The US dollar has experienced a weakening trend following the release of the US Jobless Claims data. This decline in the dollar’s strength has enabled some major FX pairs to recover, while others have continued their downward trajectory. Let’s delve into a detailed analysis of each pair.
EUR/USD: Bullish
The EUR/USD pair is poised to conclude the week on a positive note, with a significant upward movement. The market has successfully breached the technical resistance level at 1.0620 and continues to trade above this psychologically significant level.
Additionally, the current trading session is occurring above the 20-day Moving Average (MA) line. Furthermore, a bullish crossover has formed on the Stochastic Relative Strength Index (RSI) indicator, just above the 80 level. This confluence of technical indicators strongly suggests that this major FX pair will likely end the week higher, targeting the 1.0630 price level.
GBP/USD: Bullish
Similar to the EUR/USD market, the GBP/USD pair has continued its upward retracement. The latest price candle is approaching the 200-day MA line as a potential resistance level. Additionally, the current session marks the second consecutive session above the 20-day MA line.
Meanwhile, the Stochastic RSI lines have formed a bullish crossover, with both lines trending upward in the overbought region. Consequently, this major FX pair may attempt to push beyond the 1.2807 threshold as the week draws to a close.
USD/CHF: Bearish
The weakening US data has allowed downward pressure to further propel the market lower. The latest price candle is bearish and indicates increasing downward momentum. As a result, trading activity continues below the crossed 20- and 200-day MA lines.
Likewise, the Stochastic RSI has formed a bearish crossover below the 20 mark of the indicator. Technically, this confirms that downward forces are dominant and controlling price movement in this market. Therefore, traders can target the 0.8600 price level.
USD/CAD: Bullish
Despite the weak stance of the US dollar, the USD/CAD market has continued its upward correction. As a result, the major FX pair remains above all MA lines, particularly the 20-day MA curve. This upward momentum appears to be driven by a stronger bearish sentiment in the Canadian dollar.

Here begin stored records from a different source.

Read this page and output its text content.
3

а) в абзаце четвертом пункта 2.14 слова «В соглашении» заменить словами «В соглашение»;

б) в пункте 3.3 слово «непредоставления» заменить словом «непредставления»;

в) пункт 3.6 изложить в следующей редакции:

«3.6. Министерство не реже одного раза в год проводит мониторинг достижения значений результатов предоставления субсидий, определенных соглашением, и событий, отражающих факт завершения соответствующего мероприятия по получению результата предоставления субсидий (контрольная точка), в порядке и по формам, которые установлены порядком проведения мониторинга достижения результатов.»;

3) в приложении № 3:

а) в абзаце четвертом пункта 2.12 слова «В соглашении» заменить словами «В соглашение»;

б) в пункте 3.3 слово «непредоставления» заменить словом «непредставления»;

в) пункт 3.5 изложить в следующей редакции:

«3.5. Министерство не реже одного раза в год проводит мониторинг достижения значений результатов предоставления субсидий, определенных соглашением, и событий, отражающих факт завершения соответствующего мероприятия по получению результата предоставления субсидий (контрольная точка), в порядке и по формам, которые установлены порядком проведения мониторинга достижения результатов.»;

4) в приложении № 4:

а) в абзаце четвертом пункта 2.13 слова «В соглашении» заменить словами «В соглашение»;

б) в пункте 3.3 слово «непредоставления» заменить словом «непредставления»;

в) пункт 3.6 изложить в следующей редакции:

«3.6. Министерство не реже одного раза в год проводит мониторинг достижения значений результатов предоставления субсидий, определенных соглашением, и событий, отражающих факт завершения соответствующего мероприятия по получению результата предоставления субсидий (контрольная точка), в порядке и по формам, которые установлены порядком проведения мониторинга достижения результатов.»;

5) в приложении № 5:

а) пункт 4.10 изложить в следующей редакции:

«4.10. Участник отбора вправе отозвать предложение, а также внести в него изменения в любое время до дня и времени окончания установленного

However, the Stochastic RSI lines are merging and trending upward, just above the 40 level of the indicator. Additionally, the position of price action above all MA lines indicates that upward forces are likely to continue pushing the market higher toward the 1.4100 mark.
AUD/USD: Bearish
The AUD/USD market has continued its downward retracement. Consequently, this major FX pair is now trading below all MA curves on the chart. The latest price candle is bearish but has formed a long lower shadow, indicating potential upward pressure. However, the Stochastic RSI lines continue to fall below the 50 level of the indicator.

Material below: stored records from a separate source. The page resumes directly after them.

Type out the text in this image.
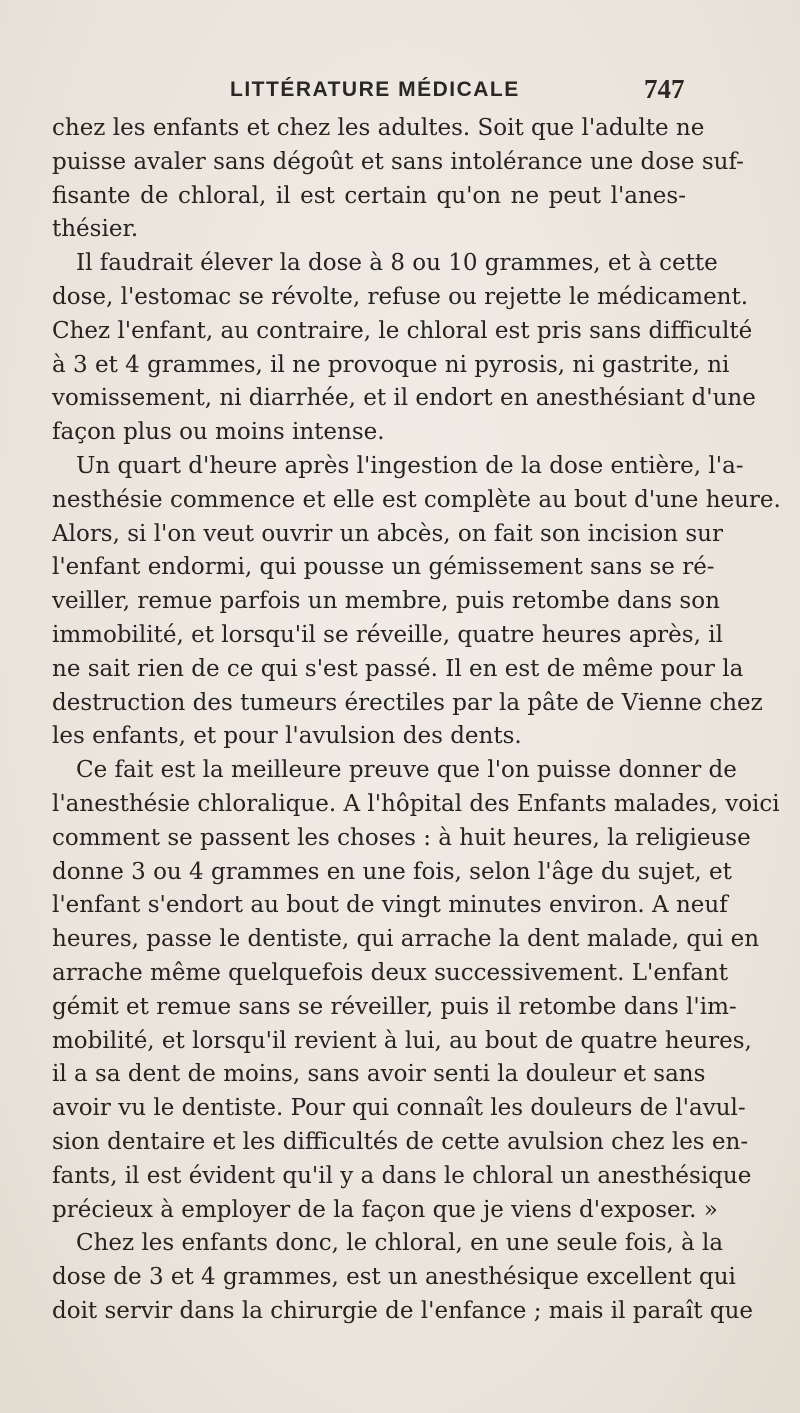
LITTÉRATURE MÉDICALE	747
chez les enfants et chez les adultes. Soit que l'adulte ne
puisse avaler sans dégoût et sans intolérance une dose suf-
fisante de chloral, il est certain qu'on ne peut l'anes-
thésier.
Il faudrait élever la dose à 8 ou 10 grammes, et à cette
dose, l'estomac se révolte, refuse ou rejette le médicament.
Chez l'enfant, au contraire, le chloral est pris sans difficulté
à 3 et 4 grammes, il ne provoque ni pyrosis, ni gastrite, ni
vomissement, ni diarrhée, et il endort en anesthésiant d'une
façon plus ou moins intense.
Un quart d'heure après l'ingestion de la dose entière, l'a-
nesthésie commence et elle est complète au bout d'une heure.
Alors, si l'on veut ouvrir un abcès, on fait son incision sur
l'enfant endormi, qui pousse un gémissement sans se ré-
veiller, remue parfois un membre, puis retombe dans son
immobilité, et lorsqu'il se réveille, quatre heures après, il
ne sait rien de ce qui s'est passé. Il en est de même pour la
destruction des tumeurs érectiles par la pâte de Vienne chez
les enfants, et pour l'avulsion des dents.
Ce fait est la meilleure preuve que l'on puisse donner de
l'anesthésie chloralique. A l'hôpital des Enfants malades, voici
comment se passent les choses : à huit heures, la religieuse
donne 3 ou 4 grammes en une fois, selon l'âge du sujet, et
l'enfant s'endort au bout de vingt minutes environ. A neuf
heures, passe le dentiste, qui arrache la dent malade, qui en
arrache même quelquefois deux successivement. L'enfant
gémit et remue sans se réveiller, puis il retombe dans l'im-
mobilité, et lorsqu'il revient à lui, au bout de quatre heures,
il a sa dent de moins, sans avoir senti la douleur et sans
avoir vu le dentiste. Pour qui connaît les douleurs de l'avul-
sion dentaire et les difficultés de cette avulsion chez les en-
fants, il est évident qu'il y a dans le chloral un anesthésique
précieux à employer de la façon que je viens d'exposer. »
Chez les enfants donc, le chloral, en une seule fois, à la
dose de 3 et 4 grammes, est un anesthésique excellent qui
doit servir dans la chirurgie de l'enfance ; mais il paraît que
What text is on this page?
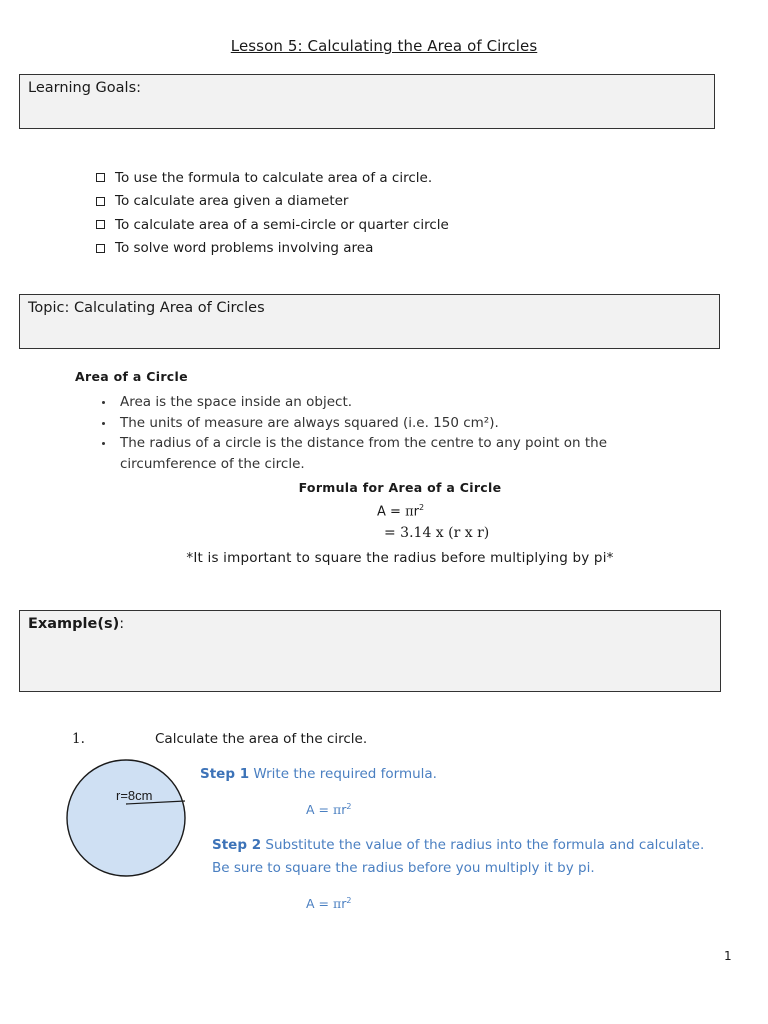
Lesson 5: Calculating the Area of Circles
Learning Goals:
To use the formula to calculate area of a circle.
To calculate area given a diameter
To calculate area of a semi-circle or quarter circle
To solve word problems involving area
Topic: Calculating Area of Circles
Area of a Circle
Area is the space inside an object.
The units of measure are always squared (i.e. 150 cm²).
The radius of a circle is the distance from the centre to any point on the circumference of the circle.
Formula for Area of a Circle
$A = \pi r^2$
= 3.14 x (r x r)
*It is important to square the radius before multiplying by pi*
Example(s):
1.	Calculate the area of the circle.
r=8cm
Step 1 Write the required formula.
$A = \pi r^2$
Step 2 Substitute the value of the radius into the formula and calculate. Be sure to square the radius before you multiply it by pi.
$A = \pi r^2$
1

The lead line of the indicator significantly leads the lagging line into the oversold region of the indicator. This suggests that downward forces are likely to maintain control of price action in this market, pushing it toward the next psychological support level at the 0.6400 mark.
EUR/JPY: Bullish
While the EUR/JPY market is not directly correlated to the US dollar, it has also managed to print a continued upward retracement. This has allowed the major FX pair to record significant price recovery. Although price action remains below the MA ribbons, the market seems to be targeting 160.00 as a resistance level.

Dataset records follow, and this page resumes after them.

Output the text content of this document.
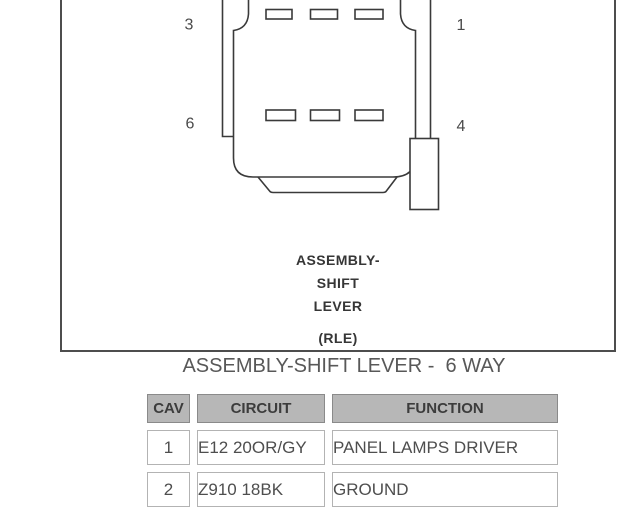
3	1
6	4
ASSEMBLY-
SHIFT
LEVER
(RLE)
ASSEMBLY-SHIFT LEVER -  6 WAY
CAV	CIRCUIT	FUNCTION
1	E12 20OR/GY	PANEL LAMPS DRIVER
2	Z910 18BK	GROUND
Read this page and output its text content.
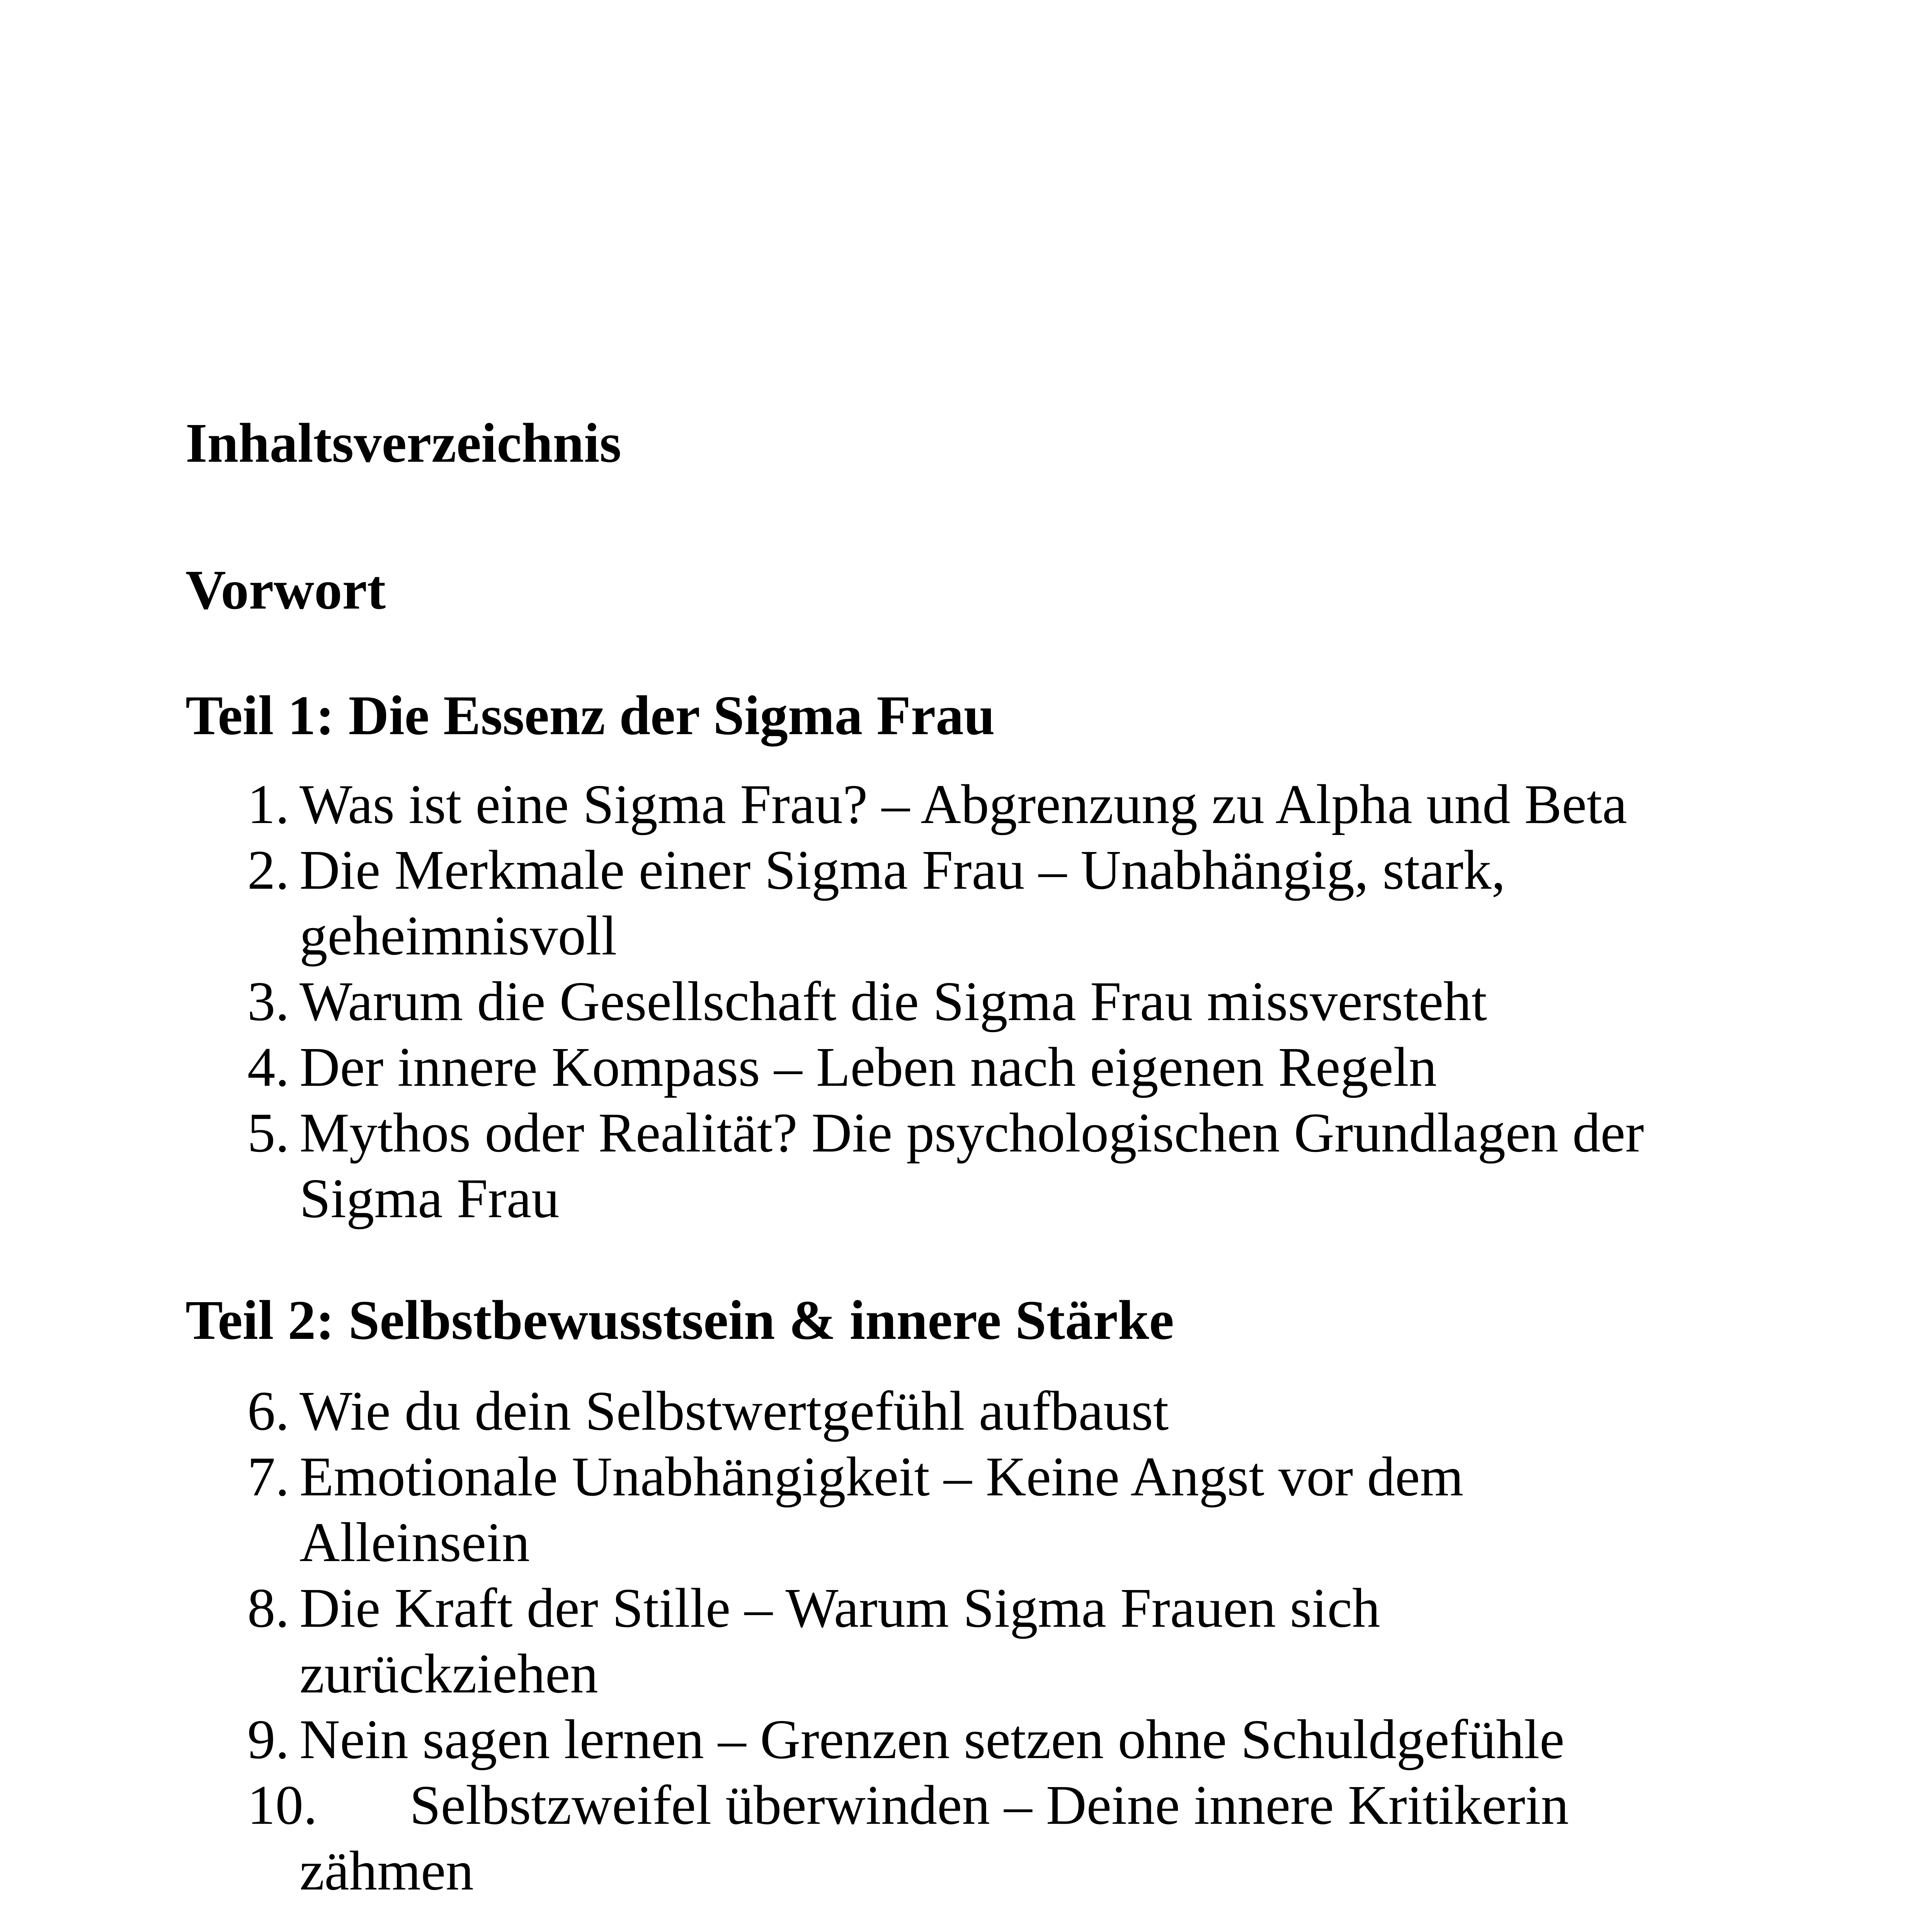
Inhaltsverzeichnis
Vorwort
Teil 1: Die Essenz der Sigma Frau
1. Was ist eine Sigma Frau? – Abgrenzung zu Alpha und Beta
2. Die Merkmale einer Sigma Frau – Unabhängig, stark,
geheimnisvoll
3. Warum die Gesellschaft die Sigma Frau missversteht
4. Der innere Kompass – Leben nach eigenen Regeln
5. Mythos oder Realität? Die psychologischen Grundlagen der
Sigma Frau
Teil 2: Selbstbewusstsein & innere Stärke
6. Wie du dein Selbstwertgefühl aufbaust
7. Emotionale Unabhängigkeit – Keine Angst vor dem
Alleinsein
8. Die Kraft der Stille – Warum Sigma Frauen sich
zurückziehen
9. Nein sagen lernen – Grenzen setzen ohne Schuldgefühle
10. Selbstzweifel überwinden – Deine innere Kritikerin
zähmen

The Stochastic RSI lines are trending upward. The leading line of the indicator is testing the 50 mark, while the lagging line remains around the 30 level. This suggests significant volatility in the market, which may assist the pair in breaking through the 160.00 price level.
USD/JPY: Bearish
The USD/JPY pair has adopted a subdued outlook, largely due to the bearish sentiment surrounding the US dollar. The major FX pair is trading below three out of four MA curves. The current session is bearish but has made minimal downward progress.
USD/JPY currently trades above only the 200-day MA line. However, the Stochastic RSI lines still have a steady upward trajectory but are below the 20 mark of the indicator. Nevertheless, it seems likely that this pair will end the week on a bearish note, towards the support at the 149.00 threshold.